Estávamos juntas na viagem a trabalho, aguardando o avião. Ela me disse que tinha que voltar cedo pois tinha o lançamento de um livro de uma vizinha.
- Vizinha, Mari?
- É. Mas não é livro de literatura, é livro de trabalho. Ela é psicóloga, escreveu uma tese que será publicada. Eu tenho que ir, pois como ela é vizinha, fica chato não dar um alô. A gente se vê todos os dias.
- Olha, a nossa reunião acaba as cinco. Dá tempo de sobra de pegarmos a ponte das seis, chegamos em São Paulo as sete e você vai no lançamento do livro da sua amiga.
- Já disse, não é amiga – ela lembrou com ênfase - É vizinha.
A Mari suspirou, e continuou a falar, pensativa.
- Essa vizinha... Não dá para ser amiga dela, ela é muito esquisita. Imagine que ela pegou emprestado meu livro de adestramento de cães, um livro que eu adoro, não sei porque fui emprestar, mas...
- Ela tem cães?
- Não, eu que tenho. Mas ela adora meu cão, é como se ele fosse dela. Me falou que queria ler o livro para entender melhor o meu cão.
- Vizinha estranha, Mari.
- Lúcia, você não viu nada. Eu não sou implicante, mas essa mulher é demais – ela contou enquanto esperávamos a chamada do vôo no saguão.
- Ela te perturba?
- Não é isso, vou te explicar. Primeiro que ela adora meu cão. Quando faz compras para ela, compra ração e biscoitos para ele. Ela adora quando ele vai à casa dela. Ela tranca a porta e demora horas para me devolver o pobrezinho. Eu fico em pânico mas não posso falar não, pega mal. Ela é minha vizinha de porta, entende?
- Ah.
- Depois ela tem uma mania de colocar uns nomes esquisitos nas pessoas. Acho irritante quando ela faz isso, pois me constrange, mas ela faz.
- Coloca apelidos?
- Mais ou menos. O meu cachorro, por exemplo, ela chama de “a coisa que eu mais amo”. Não é nome, é expressão, mas ela só chamao pobrezinho assim. Ela vem e me fala: “onde está a coisa que eu mais amo? Como vai a coisa que eu mais amo? A coisa que eu mais amo já foi passear hoje?”
- Engraçado.
- O marido dela ela chama de “o marido Ted”. Ela me fala assim “nossa, ontem o marido Ted chegou muito tarde”. Ou “preciso falar com o marido Ted”. Ele não é só marido nem só Ted. É “o marido Ted”. Até nas reuniões de condomínio ela cita o marido assim.
Ela suspirou e continuou.
- Já a filha ela chama de "minha princesinha". A moça nem mora mais lá, é casada e tudo, mas quando ela me conta da filha só fala assim: “minha princesinha hoje vai passar aqui para irmos ao shopping”. Outro dia encontramos o síndico na garagem e ela reclamou de um vazamento no banheiro da princesinha. O homem ficou olhando para ela com a maior cara de tacho.
- E você?
- Eu? Sou “a lindinha”. Mas o pior de tudo é como ela chama o meu marido.
- Como é, Mari?
- É que ela colocou um nome que tem um duplo sentido e ela não percebe, entende? Ouça. Como ela adora o nosso cachorro, então ela só chama meu marido de “o dono da coisa que eu mais amo”. E fala isso para os outros a toda hora, é um absurdo. Imagine alguém, numa reunião de condôminos, apontar seu marido e dizer: “quero saber a opinião 'do dono da coisa que eu mais amo'!”. Não é constrangedor?

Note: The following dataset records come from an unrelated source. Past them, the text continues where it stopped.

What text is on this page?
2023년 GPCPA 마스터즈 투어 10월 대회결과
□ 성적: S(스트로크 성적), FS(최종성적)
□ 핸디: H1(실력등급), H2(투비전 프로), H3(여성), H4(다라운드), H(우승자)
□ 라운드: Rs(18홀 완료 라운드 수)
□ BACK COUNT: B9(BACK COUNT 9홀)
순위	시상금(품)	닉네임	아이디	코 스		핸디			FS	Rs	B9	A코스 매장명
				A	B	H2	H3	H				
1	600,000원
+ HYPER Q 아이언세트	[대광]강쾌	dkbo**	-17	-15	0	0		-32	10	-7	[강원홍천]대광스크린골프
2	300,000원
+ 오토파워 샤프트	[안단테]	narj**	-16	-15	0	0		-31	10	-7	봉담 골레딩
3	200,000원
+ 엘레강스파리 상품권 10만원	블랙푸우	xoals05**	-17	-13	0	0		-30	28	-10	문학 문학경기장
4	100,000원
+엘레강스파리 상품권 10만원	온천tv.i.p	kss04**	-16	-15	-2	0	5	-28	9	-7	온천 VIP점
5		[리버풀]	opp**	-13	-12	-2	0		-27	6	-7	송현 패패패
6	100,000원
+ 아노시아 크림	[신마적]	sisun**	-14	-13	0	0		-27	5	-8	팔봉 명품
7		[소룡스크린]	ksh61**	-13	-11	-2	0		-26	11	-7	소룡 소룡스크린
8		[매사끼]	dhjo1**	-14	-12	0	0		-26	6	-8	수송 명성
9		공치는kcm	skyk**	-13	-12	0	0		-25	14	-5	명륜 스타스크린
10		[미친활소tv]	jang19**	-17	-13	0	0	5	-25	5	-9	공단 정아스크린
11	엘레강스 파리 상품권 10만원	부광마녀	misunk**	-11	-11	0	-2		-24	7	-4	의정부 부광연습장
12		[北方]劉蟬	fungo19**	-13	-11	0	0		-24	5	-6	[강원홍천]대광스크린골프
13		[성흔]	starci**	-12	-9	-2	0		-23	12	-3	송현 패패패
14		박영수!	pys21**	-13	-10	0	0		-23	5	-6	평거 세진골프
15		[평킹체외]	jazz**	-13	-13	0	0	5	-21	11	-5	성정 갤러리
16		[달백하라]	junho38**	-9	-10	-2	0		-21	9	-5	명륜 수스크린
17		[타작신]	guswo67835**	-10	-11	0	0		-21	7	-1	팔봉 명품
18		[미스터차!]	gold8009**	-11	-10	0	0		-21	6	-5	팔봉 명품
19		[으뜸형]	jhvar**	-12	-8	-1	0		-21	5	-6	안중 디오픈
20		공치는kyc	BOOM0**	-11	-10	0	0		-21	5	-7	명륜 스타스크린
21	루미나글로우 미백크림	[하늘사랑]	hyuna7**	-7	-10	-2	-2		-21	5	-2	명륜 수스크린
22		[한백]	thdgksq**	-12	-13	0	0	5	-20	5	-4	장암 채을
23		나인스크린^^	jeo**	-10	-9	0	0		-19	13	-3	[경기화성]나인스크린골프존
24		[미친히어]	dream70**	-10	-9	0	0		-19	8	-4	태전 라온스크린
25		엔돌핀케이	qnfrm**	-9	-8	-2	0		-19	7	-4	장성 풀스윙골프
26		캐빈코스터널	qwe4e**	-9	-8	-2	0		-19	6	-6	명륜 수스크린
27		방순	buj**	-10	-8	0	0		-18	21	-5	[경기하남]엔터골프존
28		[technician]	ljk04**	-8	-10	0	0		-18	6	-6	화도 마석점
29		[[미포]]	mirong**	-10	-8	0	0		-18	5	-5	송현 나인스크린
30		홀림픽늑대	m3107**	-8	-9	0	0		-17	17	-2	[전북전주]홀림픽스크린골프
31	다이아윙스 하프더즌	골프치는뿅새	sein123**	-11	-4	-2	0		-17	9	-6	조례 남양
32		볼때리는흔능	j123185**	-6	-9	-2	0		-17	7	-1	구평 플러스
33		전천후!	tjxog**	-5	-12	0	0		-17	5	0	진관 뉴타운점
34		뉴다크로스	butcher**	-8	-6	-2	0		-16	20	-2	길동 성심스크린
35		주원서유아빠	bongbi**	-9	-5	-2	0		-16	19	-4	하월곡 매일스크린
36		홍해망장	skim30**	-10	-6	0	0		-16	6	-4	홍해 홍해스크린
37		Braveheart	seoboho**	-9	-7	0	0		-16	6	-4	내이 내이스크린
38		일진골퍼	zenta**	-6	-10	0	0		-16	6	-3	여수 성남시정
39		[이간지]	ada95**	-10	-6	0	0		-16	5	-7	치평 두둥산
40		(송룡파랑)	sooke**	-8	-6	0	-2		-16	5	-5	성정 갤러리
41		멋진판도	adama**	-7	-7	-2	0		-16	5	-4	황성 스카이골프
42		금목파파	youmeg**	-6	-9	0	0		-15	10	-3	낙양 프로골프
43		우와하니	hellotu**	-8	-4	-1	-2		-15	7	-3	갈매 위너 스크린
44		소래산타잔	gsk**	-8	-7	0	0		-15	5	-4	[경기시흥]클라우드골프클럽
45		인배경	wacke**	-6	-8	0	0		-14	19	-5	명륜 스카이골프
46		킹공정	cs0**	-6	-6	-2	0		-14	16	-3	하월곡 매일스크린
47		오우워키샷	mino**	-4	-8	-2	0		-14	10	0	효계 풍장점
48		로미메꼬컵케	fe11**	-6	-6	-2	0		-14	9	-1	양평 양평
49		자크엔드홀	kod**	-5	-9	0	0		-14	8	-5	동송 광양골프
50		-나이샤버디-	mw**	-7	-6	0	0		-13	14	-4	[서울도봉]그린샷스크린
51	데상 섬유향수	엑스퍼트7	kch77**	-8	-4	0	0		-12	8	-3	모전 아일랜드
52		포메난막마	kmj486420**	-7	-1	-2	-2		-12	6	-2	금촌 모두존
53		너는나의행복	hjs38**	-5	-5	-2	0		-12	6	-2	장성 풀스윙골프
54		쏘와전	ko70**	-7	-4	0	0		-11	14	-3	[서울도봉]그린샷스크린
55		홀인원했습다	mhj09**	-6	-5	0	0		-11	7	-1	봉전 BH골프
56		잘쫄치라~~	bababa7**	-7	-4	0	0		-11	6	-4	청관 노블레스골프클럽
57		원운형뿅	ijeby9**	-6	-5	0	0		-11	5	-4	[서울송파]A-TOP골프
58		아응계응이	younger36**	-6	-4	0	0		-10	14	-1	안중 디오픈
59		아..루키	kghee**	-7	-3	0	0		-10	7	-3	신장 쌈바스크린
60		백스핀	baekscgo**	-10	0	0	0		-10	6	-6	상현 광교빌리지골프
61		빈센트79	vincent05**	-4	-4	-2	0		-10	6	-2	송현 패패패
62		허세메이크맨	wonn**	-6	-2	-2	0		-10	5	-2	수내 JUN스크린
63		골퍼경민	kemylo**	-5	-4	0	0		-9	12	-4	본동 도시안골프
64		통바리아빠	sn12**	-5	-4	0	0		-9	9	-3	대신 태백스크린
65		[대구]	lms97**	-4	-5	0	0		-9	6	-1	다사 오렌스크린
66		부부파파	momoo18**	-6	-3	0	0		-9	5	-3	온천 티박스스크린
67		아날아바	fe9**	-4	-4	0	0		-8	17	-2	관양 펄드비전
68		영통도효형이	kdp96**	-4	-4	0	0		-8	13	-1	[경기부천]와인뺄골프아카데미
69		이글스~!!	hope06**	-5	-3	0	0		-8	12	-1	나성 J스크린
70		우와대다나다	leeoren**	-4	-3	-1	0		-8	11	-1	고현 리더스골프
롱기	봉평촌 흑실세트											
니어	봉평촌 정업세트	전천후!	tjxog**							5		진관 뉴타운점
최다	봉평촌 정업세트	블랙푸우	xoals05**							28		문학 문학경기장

Ouvimos a chamada do nosso vôo.
- Vamos, 'menina lindinha, mulher do dono da coisa que sua vizinha mais ama' – eu disse a ela, rindo – mas... escuta, Mari.
- Sim?
- Disse que ela é psicóloga e vai lançar um livro?
- É.
- Acho que você deve ir, comprar e ler esse livro. Essa coisa não me cheira bem. Depois você me conta do que se trata?